Soviet salesmen with a new pitch
The common ''anti-imperialist front'' of the communist and the developing countries - loudly proclaimed in Moscow and much feared in Washington - has crumbled in one significant area: economic relations.
A good illustration is the sixth United Nations Conference on Trade and Development (UNCTAD) which meets in Belgrade through the month of June. Over the years the Soviet Union has failed in that international forum to turn to its advantage the economic antagonisms between the third world and the West, between the industrialized North and the developing South.
More than that, as Soviet policies at UNCTAD show, Moscow has not been able to undermine the global position of the industrialized West by promoting the ''economic liberation'' of the former colonies. In fact the USSR has abandoned its traditional systemic and confrontational approach to international trade. Instead, it has switched to advocating fair rules, applicable to all countries, as dictated by global interdependence.
UNCTAD was set up in 1964 to redress the operations of the world economy in favor of the less-developed countries (the LDCs).

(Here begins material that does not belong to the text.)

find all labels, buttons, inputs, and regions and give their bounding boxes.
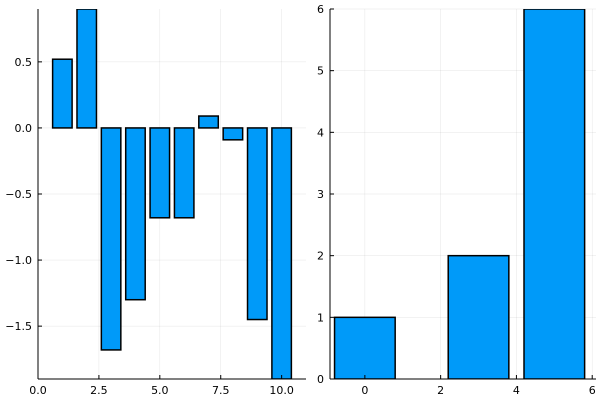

For more than a decade Moscow encouraged and supported the sweeping postcolonial claims of the LDCs against the West. It treated these demands as part of the ''common struggle'' of the communist bloc and the LDCs to replace the ''capitalist-dominated'' world trade system with one based on socialist principles of ''equality and justice.''
When in the early 1970s the developing countries devised the plan for a New International Economic Order (NIEO), Soviet news media hailed it as an attack on the ''positions of imperialism.'' Soviet specialists endorsed this attempt to redistribute resources in favor of the LDCs as a step that would ''weaken the operations of international capital.'' Soviet diplomats strongly supported the NIEO at international forums.
Rhetoric aside, it was obvious that the Soviets fully expected any concessions gained by the LDCs from the West to redound to their own political and economic advantage. Hence Soviet support for NIEO was confidently manipulated in the East-West competition.
For their part, the developing states acknowledged the systemic differentiation between East and West. When formulating proposals, the LDCs distinguished between the communist and the capitalist countries, presenting a different set of demands to each group - with the Soviet bloc getting a separate and much lower bill.
The scenario changed dramatically at the fourth UNCTAD meeting in Nairobi in May 1976. As in the past, the Soviet delegation proposed measures that wove the communist-bloc and the LDC demands into an alternative to the existing world order dominated by the capitalist powers. In the main, the Soviet practice of long-term interstate agreements on production cooperation and compensation to establish fair prices and limit the effects of market forces was presented as the outline of a new, socialist international division of labor.
However, this Soviet version of a reconstructed world economy was not accepted by the developing countries. At Nairobi the LDCs no longer differentiated between East and West, but presented the same demands to all the advanced states, capitalist and socialist alike. Among other things, the USSR, just like the US, was asked to contribute 0.7 percent of its gross national product in economic assistance.
Since Nairobi the NIEO program of the LDCs has lost its appeal for the Russians; likewise, the confrontational approach to international economic relations. Moscow continues to denounce the ''imperialist exploitation'' of the third world - for the record. But the substance of Soviet proposals has undergone change, being now directed at legitimizing the communist bloc's participation in the existing system of international trade.
Already in September 1976, the USSR presented a formal declaration to the UN General Assembly which held that it was possible to ''democratize'' international economic relations even before the ''inherent defects of capitalism'' have been eliminated from the operations of the world economy.
Economic coexistence, instead of confrontation, has become increasingly prominent in both the Soviet line and behavior. For example, last fall Moscow's statement to one of the preparatory meetings for the sixth UNCTAD held that trade subordinated to political goals ''conflicts with the objective trends in the development of world economic activity.'' This past April the Soviet deputy minister of foreign trade, in his comments on the forthcoming session at Belgrade, stated that the USSR had ''always believed . . . that all trade flows are in one way or another interconnected.'' And on that basis he proceeded to argue that it was UNCTAD's mandate to normalize all the trade flows, particularly those between East and West.
The evolution of Soviet policies, so briefly sketched here, offers Western policymakers some food for thought. Obviously Moscow's shift toward a moderate, cooperative stance in international economic relations is self-serving. The removal of all trade discrimination will increase Soviet exchanges with the West. But this is not the only point.
What is significant is that the Russians have become aware of the futility of foreign economic policies based on the anti-imperialist slogans dating back to Lenin. They now recognize the benefits of universally applicable rules of economic behavior that override the counterproductive ideological approach to the third world's problems.
This does not necessarily imply that the USSR will forthwith accept a similar code of conduct on the diplomatic level. But it does indicate that, through a variety of means and stages, ways could be found to demonstrate to Moscow that unilateral support of the developing countries' political grievances cannot be manipulated to the sole advantage of either East or West.